The world of Design first revealed itself to Rajat Shail while he was studying architecture. Imagining and creating buildings—which not only met the functional requirements of its residents, but elevated the quality of their lives through meaningful interactions—facilitated an engaging space creation for objects.
Shail transitioned into Industrial Design as the tangibles fascinated him. In the world overpopulated with consumer products, he was intrigued by the possibility to reduce visual dissonance and bring creative functionality with delightful meaningful objects. He has worked with companies like Yamaha, Motorola, Mattel, Steelcase, Whirlpool and Honeywell, and consulted for many others. Through such experience, Shail noticed there was a need for value creation through technology, and for products with everyday solutions without compromising beauty. The strength of an idea in his eyes is ultimately in how essentially and seamlessly it inserts itself into people’s everyday lives, and how the absence of said seamless idea becomes physically and emotionally burdensome.

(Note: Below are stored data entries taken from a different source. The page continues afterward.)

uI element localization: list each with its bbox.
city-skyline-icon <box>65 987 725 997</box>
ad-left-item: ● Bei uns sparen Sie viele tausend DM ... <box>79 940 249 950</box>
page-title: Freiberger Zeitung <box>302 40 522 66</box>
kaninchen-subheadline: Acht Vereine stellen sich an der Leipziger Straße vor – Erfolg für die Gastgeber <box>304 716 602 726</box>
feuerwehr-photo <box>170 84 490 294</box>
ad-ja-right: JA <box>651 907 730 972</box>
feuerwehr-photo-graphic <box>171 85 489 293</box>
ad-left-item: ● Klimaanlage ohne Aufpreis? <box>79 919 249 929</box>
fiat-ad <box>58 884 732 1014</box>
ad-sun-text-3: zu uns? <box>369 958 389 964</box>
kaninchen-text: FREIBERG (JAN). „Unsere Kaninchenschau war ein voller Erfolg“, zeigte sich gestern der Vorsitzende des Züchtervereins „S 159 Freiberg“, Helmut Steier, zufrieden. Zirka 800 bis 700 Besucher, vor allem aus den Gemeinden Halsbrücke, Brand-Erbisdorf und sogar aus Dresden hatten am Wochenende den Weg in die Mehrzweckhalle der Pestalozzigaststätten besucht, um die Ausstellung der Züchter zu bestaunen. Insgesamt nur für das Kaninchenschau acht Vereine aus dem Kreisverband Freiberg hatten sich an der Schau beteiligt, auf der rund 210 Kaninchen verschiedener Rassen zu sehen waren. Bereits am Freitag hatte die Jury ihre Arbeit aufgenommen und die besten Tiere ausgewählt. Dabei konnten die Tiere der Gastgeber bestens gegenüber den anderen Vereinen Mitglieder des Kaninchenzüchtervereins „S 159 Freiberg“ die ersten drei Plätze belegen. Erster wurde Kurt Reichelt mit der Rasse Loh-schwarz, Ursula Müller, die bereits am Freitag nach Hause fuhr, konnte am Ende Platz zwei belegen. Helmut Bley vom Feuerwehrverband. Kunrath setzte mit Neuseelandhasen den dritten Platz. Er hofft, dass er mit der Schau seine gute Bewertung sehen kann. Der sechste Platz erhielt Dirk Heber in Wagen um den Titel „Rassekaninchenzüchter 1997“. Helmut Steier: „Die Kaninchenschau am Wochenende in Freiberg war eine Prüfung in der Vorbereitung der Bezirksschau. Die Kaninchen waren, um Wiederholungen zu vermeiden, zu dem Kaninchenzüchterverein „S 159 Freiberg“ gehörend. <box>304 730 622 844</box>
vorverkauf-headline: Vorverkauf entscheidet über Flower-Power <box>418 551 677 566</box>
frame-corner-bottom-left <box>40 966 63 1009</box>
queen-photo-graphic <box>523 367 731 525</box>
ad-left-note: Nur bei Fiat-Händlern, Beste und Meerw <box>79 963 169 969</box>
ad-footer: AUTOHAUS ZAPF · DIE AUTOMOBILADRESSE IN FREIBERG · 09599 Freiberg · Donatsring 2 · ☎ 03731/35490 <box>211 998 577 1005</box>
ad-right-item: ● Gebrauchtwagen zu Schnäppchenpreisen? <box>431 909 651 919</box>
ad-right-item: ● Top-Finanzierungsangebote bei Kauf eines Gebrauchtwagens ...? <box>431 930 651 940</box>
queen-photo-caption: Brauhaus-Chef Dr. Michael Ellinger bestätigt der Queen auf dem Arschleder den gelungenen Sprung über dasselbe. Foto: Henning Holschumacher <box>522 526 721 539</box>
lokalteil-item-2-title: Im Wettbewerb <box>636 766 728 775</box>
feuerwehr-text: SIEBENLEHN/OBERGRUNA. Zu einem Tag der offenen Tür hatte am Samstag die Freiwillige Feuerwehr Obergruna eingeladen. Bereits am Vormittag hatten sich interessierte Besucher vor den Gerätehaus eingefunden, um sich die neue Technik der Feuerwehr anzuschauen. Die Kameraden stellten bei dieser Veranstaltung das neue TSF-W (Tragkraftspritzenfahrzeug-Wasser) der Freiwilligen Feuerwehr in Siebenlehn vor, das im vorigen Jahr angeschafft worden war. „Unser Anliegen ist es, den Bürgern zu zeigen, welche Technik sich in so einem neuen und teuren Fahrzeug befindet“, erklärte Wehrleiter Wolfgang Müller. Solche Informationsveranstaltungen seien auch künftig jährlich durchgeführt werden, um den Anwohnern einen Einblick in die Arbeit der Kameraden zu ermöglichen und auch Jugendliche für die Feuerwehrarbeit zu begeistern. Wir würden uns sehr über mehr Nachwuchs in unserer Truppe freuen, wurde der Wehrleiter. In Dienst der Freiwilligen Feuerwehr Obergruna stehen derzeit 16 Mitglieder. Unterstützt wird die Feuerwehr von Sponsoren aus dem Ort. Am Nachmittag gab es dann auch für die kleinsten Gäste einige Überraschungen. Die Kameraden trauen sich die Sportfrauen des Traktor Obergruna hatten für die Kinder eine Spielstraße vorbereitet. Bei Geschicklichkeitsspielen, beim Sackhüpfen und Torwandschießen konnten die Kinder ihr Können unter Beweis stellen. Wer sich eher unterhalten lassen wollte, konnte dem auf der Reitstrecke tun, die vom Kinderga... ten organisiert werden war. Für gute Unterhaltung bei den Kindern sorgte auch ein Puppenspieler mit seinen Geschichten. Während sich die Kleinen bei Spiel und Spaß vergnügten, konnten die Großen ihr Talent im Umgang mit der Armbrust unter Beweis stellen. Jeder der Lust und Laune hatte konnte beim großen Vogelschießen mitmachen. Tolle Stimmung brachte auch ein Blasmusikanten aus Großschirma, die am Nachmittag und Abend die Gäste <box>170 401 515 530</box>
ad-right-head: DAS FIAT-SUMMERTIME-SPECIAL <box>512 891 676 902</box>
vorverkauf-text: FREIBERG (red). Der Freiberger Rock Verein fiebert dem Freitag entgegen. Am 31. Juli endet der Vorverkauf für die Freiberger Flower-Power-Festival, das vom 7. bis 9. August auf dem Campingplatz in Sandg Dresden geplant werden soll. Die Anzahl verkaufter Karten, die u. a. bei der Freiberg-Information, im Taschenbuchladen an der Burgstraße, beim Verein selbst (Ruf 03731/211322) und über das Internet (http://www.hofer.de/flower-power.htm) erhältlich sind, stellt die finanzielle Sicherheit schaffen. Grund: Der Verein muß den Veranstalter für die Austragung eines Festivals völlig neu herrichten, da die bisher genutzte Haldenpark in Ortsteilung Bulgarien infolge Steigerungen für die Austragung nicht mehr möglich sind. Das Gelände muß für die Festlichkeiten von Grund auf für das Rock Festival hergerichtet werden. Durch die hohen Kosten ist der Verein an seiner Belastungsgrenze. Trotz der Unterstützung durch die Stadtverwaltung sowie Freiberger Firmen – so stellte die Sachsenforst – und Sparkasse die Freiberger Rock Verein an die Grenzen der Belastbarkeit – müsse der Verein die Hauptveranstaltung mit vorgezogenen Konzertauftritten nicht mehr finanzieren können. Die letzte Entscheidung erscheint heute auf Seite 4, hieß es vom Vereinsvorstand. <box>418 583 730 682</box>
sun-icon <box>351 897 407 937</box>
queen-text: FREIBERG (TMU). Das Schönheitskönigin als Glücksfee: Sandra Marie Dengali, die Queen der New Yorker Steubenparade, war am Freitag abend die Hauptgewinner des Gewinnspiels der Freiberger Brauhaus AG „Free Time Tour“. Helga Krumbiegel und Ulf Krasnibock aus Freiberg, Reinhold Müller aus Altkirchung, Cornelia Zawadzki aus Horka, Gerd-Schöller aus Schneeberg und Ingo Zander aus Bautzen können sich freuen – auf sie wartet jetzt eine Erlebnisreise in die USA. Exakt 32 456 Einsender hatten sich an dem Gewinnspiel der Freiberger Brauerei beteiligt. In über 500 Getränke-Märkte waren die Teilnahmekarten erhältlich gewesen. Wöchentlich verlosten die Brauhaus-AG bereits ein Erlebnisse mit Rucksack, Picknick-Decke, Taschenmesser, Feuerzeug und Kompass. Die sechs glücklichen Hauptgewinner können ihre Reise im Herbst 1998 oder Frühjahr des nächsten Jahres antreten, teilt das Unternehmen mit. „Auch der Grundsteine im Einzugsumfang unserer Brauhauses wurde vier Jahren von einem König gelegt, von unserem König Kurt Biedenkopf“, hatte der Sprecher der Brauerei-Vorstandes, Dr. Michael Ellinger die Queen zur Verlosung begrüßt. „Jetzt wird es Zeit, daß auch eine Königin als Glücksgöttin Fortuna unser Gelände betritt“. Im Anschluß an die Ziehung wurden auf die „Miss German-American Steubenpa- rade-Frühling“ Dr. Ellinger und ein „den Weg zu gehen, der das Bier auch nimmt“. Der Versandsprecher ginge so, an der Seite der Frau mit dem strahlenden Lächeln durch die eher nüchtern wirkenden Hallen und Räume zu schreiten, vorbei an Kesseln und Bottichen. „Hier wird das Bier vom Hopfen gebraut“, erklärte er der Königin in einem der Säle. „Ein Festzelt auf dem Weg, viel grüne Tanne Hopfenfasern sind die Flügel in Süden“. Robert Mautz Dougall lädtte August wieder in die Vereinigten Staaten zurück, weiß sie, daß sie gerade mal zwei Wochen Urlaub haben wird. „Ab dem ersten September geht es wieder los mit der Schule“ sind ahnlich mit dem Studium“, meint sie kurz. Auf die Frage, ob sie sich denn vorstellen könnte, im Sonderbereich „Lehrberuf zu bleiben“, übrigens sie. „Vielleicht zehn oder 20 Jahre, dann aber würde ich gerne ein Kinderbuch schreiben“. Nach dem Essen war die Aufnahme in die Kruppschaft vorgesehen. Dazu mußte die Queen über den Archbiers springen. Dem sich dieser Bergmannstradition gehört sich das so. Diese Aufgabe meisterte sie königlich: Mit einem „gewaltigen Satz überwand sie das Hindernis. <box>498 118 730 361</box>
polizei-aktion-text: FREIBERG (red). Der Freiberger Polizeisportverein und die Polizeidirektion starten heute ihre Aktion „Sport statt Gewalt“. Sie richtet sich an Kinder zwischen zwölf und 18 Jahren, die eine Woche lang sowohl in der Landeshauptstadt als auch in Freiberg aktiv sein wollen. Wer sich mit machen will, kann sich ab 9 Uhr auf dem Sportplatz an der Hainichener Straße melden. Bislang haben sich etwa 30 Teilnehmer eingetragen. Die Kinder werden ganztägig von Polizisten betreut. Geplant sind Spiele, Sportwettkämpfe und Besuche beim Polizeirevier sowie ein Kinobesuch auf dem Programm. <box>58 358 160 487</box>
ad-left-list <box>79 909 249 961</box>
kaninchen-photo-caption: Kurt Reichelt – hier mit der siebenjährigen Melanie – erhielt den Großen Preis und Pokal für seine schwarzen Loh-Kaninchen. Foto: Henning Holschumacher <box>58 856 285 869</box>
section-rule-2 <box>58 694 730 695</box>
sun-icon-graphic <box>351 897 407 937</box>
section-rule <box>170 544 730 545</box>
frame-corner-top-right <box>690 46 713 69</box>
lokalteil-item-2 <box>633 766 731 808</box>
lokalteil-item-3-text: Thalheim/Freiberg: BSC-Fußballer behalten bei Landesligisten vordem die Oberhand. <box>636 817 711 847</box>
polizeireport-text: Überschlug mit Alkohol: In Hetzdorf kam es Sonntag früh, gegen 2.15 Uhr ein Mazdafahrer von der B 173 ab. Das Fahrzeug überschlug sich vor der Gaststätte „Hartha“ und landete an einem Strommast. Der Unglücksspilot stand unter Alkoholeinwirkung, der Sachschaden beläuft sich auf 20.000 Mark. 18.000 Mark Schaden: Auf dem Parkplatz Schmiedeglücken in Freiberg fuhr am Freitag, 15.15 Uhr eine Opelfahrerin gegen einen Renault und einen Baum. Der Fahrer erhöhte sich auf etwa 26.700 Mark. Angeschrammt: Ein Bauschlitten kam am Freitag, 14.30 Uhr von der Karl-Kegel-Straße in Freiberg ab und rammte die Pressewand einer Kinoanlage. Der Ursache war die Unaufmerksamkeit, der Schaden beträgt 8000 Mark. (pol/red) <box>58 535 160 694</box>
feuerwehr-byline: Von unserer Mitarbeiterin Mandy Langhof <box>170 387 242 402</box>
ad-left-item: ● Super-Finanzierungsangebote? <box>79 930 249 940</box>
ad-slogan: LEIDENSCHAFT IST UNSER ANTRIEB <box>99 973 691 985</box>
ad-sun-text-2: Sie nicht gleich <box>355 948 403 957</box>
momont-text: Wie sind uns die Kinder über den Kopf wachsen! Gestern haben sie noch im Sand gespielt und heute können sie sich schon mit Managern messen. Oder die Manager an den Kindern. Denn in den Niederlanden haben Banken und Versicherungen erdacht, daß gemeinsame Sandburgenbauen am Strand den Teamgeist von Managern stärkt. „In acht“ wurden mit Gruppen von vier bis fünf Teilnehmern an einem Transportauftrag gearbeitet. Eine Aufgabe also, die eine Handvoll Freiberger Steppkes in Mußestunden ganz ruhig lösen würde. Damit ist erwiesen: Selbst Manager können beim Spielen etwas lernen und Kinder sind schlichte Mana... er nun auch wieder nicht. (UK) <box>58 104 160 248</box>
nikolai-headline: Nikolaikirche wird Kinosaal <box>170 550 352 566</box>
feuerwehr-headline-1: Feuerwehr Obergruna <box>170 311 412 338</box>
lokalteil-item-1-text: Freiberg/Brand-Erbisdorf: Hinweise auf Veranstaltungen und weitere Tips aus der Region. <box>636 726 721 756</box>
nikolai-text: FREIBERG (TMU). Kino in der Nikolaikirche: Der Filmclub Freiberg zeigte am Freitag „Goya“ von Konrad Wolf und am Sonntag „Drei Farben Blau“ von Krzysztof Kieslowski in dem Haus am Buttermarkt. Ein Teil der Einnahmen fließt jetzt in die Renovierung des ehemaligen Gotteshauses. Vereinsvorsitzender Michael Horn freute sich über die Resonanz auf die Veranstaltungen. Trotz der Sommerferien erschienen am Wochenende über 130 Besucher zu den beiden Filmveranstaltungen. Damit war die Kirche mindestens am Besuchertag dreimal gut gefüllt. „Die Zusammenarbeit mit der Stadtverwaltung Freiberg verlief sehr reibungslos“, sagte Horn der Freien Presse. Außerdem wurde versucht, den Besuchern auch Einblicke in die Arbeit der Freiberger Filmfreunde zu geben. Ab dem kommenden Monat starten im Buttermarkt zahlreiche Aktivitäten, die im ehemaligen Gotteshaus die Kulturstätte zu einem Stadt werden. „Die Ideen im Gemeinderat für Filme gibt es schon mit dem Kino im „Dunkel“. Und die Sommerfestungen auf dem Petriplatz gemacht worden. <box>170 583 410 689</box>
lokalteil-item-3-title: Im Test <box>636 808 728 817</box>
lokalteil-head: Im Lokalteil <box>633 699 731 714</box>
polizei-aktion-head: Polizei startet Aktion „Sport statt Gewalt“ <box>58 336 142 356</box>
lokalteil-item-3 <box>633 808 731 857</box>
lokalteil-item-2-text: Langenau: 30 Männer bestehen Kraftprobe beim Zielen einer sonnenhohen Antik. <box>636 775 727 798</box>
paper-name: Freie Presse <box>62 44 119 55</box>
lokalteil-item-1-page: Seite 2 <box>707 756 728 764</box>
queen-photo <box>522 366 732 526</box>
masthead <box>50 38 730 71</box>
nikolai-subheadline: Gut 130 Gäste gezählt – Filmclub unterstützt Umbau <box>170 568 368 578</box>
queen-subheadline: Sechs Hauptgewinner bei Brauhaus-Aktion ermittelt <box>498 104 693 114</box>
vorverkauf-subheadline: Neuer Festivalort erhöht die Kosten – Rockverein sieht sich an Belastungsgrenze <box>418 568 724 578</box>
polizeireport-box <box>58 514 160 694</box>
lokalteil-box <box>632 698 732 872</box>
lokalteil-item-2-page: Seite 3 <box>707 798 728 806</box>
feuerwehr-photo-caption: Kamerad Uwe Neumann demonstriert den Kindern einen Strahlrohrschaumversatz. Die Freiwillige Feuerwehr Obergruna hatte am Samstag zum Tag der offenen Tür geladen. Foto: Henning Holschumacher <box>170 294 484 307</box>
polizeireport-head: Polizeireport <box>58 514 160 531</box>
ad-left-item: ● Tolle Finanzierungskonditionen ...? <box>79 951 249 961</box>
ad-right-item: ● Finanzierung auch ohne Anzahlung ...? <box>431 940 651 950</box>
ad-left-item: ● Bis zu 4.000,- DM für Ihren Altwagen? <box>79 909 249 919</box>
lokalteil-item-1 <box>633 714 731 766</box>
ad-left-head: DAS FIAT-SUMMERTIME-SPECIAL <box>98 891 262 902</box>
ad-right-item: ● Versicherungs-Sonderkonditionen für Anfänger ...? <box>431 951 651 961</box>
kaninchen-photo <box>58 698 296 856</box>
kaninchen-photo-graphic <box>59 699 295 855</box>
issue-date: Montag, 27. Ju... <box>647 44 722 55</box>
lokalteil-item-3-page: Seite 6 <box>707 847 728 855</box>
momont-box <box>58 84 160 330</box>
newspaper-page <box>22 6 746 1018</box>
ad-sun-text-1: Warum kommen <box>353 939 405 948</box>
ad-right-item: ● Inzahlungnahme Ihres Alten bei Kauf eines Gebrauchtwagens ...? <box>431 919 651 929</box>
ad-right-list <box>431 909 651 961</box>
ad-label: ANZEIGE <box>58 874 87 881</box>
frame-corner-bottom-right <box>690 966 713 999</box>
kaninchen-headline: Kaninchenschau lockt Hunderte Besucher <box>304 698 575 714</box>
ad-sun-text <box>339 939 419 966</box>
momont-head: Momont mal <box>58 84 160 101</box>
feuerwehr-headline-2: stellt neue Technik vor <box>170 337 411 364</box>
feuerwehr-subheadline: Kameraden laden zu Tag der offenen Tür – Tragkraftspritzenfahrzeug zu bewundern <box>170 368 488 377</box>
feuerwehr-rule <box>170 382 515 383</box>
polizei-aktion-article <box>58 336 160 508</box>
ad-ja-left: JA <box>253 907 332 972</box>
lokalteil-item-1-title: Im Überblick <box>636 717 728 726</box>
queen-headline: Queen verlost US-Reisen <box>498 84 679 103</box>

Shail attended the Institute of Design at IIT, which taught him how the same design methods used to create buildings and products could be expanded towards strategic business and social issues. There he also learned how to look, listen and learn, to take notice of things other people often overlooked. Design has, for him, become a point of view towards consumer lifestyles and a principle that governs his everyday actions. He believes that true opportunity for innovation exists in the spaces between the words that people share.
His journey since designing his first product—a wheelchair that helped paraplegics negotiate steps and facilitate independence—to a design leader with focus on the need for experience design and not just the product, has been very transformative. His design approach today transcends tangible product design to the innovation of new methods, services and systems.
Shail is a graduate of Indian Institute of Technology in Bombay and Institute of Design at IIT in Chicago. He is a recipient of the prestigious Inlaks Scholarship and Moholy-Nagy fellowship.